Hoewel ik natuurlijk wel ‘schrijver’ ben – me dunkt: van naar schatting 4500 columns in vijftien jaar, dat is een hele Billyplank boeken van rond de 250 pagina’s. Zelfs als je streng selecteert is er toch best één mooi leesboek van 250 pagina’s van te maken. Vreest niet, niemand werkt daar aan en dat moet ook zo blijven, al was het maar dat je je leven met een jaar of tien bekort wanneer blijkt dat de boekhandel met de gehele oplage is blijven zitten.
Hoe dan ook, ik zou wel eens naar het Boekenbal willen – hoewel je daar natuurlijk dan wel Connie Palmen tegenkomt; lichamelijk verval zie ik al meer dan voldoende als ’s morgens in mijn eentje de badkamerspiegel inkijk.
Dan niet.
Behalve schrijver ben ik natuurlijk vooral lezer. Ik beweer altijd, vooral met het oog op overzichtelijkheid, dat ik een boek per week lees, en dat al zestig jaar. Dat kan niet kloppen, er zijn hele periodes in mijn leven geweest – ik noem de tijd tussen mijn achttiende en mijn achtendertigste – waarin ik het veel te druk had met de dames om veel aan lezen toe te komen. Nog altijd bevat mijn boekenbezit van ongeveer vijfduizend eenheden er enkele tientallen uit die tijd – ik verzamelde dus wel boeken – die ik toch eens een keertje moet gaan lezen.
Ik noem Ulysses van James Joyce, dat ik kocht in een boekhandel in Londen en daarna pas vernam dat dat het meest ongelezen boek uit de wereldliteratuur is. Ik las in die tijd zo weinig dat ik, bij het begin van een studie MO geschiedenis, op mijn zesendertigste, tot mijn schande moest toegeven nog nooit een behoorlijk geschiedenisboek te hebben gelezen. De studie was gelijk van de baan. En geschiedenis is inmiddels mijn favoriete non-fictie onderwerp.
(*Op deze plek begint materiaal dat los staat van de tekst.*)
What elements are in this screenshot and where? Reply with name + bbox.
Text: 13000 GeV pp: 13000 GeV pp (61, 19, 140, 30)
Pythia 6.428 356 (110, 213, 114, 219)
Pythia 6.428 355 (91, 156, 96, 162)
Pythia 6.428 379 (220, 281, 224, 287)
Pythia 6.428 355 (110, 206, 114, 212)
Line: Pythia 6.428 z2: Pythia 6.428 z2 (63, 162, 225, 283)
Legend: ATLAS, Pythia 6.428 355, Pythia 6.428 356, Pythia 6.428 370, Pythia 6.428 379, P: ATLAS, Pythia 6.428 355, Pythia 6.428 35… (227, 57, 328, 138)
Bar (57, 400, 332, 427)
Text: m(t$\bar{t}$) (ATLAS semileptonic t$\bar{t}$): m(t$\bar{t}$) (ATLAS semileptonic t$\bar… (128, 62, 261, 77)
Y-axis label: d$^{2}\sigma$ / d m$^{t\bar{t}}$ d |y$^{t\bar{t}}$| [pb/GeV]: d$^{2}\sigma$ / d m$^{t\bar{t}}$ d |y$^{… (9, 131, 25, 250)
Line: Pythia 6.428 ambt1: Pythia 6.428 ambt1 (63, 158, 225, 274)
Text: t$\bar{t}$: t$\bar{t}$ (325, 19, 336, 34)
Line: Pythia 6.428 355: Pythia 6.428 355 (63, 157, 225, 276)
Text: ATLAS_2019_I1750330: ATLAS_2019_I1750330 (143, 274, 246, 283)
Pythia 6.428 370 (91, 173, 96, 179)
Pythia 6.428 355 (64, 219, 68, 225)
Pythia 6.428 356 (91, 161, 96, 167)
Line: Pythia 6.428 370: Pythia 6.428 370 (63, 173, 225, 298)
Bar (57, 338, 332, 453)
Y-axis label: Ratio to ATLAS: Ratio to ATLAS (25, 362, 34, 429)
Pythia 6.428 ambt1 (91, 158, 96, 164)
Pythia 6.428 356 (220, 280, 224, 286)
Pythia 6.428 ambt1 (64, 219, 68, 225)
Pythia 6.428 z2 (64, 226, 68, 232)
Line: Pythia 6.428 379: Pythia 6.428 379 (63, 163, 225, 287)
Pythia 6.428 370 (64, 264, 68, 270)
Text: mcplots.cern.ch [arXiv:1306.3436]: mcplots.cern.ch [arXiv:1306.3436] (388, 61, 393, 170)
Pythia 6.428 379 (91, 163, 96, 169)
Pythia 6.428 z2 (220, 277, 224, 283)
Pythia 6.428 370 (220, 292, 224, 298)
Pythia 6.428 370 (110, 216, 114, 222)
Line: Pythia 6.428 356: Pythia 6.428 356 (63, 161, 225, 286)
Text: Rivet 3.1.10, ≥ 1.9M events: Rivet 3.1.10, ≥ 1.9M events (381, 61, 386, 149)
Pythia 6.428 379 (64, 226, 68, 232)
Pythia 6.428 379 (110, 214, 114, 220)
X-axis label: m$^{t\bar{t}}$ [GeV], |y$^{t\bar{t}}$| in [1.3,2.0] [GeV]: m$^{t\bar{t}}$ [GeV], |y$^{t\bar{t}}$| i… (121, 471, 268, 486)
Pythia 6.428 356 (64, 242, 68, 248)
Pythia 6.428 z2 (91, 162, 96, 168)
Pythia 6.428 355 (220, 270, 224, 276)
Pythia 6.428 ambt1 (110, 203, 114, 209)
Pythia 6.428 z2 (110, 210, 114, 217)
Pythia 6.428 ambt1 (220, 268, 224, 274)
Natuurlijk had ik toen wel alles van Gerard Reve gelezen (voor zover al geschreven) en nog andere werken uit de wereldliteratuur, want voor de literatuurlijst op de hbs moest je een absoluut niet kinderachtig zootje boeken lezen; ik noem Het fregatschip Johanna Maria van Arthur van Schendel, Die letzte am Schafott van Gertrud von Le Fort, Battle Cry van Leon Uris en Brideshead Revisited van Evelyn Waugh, Le noeud des vipères van François Mauriac en Clochemerle van Gabriel Chevalier.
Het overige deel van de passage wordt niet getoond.